Most Asian markets rebound from losses after Wall St rally
Most Asian markets bounced from two days of losses on Wednesday as traders tracked a Wall Street surge fuelled by data pointing to slowing US inflation and hopes the Federal Reserve's rate hike drive is coming to an end.
The gains will provide some relief to investors after January's rally appeared to have hit the buffers this week on lingering concerns about the economic outlook.
Focus is firmly on the US central bank's policy decision later in the day, which will be followed for an idea about its plans for interest rates over the next few months in light of the less painful price environment.
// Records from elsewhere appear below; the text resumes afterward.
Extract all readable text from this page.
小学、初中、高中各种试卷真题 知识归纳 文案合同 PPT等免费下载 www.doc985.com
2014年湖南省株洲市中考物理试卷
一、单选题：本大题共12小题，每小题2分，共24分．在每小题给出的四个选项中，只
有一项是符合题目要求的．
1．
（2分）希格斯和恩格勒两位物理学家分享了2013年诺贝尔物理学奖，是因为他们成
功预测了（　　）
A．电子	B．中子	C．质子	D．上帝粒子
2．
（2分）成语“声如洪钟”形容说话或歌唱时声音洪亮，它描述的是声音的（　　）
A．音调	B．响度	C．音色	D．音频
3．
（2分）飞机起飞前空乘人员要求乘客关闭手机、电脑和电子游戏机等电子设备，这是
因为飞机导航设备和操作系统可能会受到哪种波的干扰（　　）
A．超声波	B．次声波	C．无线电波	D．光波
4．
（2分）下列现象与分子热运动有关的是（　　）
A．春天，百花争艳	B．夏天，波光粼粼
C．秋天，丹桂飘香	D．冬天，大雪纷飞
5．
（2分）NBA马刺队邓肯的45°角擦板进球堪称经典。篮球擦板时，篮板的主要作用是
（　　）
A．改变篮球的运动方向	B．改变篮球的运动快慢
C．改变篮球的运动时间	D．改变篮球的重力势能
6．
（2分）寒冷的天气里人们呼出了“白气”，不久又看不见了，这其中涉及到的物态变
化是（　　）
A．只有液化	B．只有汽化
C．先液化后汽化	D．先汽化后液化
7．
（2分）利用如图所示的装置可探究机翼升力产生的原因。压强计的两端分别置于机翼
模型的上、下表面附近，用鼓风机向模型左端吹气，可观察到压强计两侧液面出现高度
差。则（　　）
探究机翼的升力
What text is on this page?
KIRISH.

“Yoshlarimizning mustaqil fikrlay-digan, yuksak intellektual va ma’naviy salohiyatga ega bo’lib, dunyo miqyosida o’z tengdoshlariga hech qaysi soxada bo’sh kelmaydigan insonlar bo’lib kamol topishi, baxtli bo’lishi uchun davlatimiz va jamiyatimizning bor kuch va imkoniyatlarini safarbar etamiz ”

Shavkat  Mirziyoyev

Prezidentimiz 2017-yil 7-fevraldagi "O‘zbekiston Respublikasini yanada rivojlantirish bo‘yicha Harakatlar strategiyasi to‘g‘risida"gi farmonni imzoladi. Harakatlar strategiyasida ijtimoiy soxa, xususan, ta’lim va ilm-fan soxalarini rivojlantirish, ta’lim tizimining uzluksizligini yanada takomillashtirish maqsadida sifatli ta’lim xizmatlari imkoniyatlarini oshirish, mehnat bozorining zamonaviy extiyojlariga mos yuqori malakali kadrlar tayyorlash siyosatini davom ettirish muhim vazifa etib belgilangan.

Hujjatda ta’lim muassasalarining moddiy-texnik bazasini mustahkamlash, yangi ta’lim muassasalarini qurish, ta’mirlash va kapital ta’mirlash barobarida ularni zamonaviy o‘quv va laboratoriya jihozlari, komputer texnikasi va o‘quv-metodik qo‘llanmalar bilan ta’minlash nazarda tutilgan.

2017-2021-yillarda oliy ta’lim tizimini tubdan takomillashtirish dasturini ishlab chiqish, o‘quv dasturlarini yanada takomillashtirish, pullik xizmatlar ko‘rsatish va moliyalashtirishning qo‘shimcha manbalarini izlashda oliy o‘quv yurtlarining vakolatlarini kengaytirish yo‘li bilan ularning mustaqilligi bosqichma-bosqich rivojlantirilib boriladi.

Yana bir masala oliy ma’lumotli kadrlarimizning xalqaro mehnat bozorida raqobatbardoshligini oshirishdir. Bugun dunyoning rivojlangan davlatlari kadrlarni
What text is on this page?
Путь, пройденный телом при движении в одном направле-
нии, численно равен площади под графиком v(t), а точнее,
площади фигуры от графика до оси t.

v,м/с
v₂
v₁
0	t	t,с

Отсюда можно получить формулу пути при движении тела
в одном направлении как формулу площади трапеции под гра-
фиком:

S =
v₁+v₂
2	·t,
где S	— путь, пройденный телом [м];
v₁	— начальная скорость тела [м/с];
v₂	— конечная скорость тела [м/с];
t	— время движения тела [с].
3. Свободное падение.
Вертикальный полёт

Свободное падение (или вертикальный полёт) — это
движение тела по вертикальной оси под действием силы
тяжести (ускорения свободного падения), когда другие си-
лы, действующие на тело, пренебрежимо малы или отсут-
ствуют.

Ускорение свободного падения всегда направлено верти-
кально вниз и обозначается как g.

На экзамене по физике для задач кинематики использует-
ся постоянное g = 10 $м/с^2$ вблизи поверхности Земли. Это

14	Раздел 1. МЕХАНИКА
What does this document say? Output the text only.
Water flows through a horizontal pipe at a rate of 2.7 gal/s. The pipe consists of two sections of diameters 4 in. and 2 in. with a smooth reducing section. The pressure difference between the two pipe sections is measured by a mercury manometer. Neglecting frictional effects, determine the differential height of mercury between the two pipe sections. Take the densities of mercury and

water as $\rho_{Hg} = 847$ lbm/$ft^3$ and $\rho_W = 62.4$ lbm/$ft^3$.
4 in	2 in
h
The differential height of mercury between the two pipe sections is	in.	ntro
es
Of particular interest will be bank boss Jerome Powell's post-meeting comments as he and most other officials have consistently pushed back against market talk of a change of course from the policy board.
Expectations the Fed will hike borrowing costs just 25 basis points on Wednesday were ramped up after a key gauge of wage increases came in below forecasts.
"The employment cost index (ECI) is closely watched by the Fed as it compositionally adjusts wages growth, unlike other more timely measures," said National Australia Bank's Tapas Strickland.
"More important for the Fed is one of the subcomponents, the wages and salaries for private sector workers excluding incentive paid occupations, which rose 0.9 percent on-quarter from 1.2 previously."
He added that the reading was "a notable deceleration and in quarter annualised terms would be equivalent to 3.6-3.7 percent. That is close to being consistent with at-target inflation if repeated next quarter."
The ECI reading came as another report showed a slowdown in the US housing market as well as a dip in consumer confidence, suggesting the Fed's tightening campaign is beginning to kick in.
While they indicate the world's top economy is slowing, hope is building that the data will allow the central bank to wind down its rate hikes.
"We're getting closer to the terminal rate," Sassan Ghahramani, of SGH Macro Advisors, told Bloomberg Television. "Data that has come out does not justify 50 basis point hikes. If anything, I'd say it's virtually a 100 percent certainty they do 25."
And OANDA's Edward Moya added: "Wall Street is slowly growing confident that this week's Fed rate hike might end up being the last one in this tightening cycle."
All three main indexes on Wall Street ended more than one percent higher, helped by strong earnings from big-ticket firms including ExxonMobil and General Motors.
And most of Asia picked up the baton, with Tokyo, Shanghai, Sydney, Seoul, Singapore, Wellington, Taipei, Manila and Jakarta all in positive territory.
However, Hong Kong dipped for a third straight day, having piled on more than 10 percent in the past month.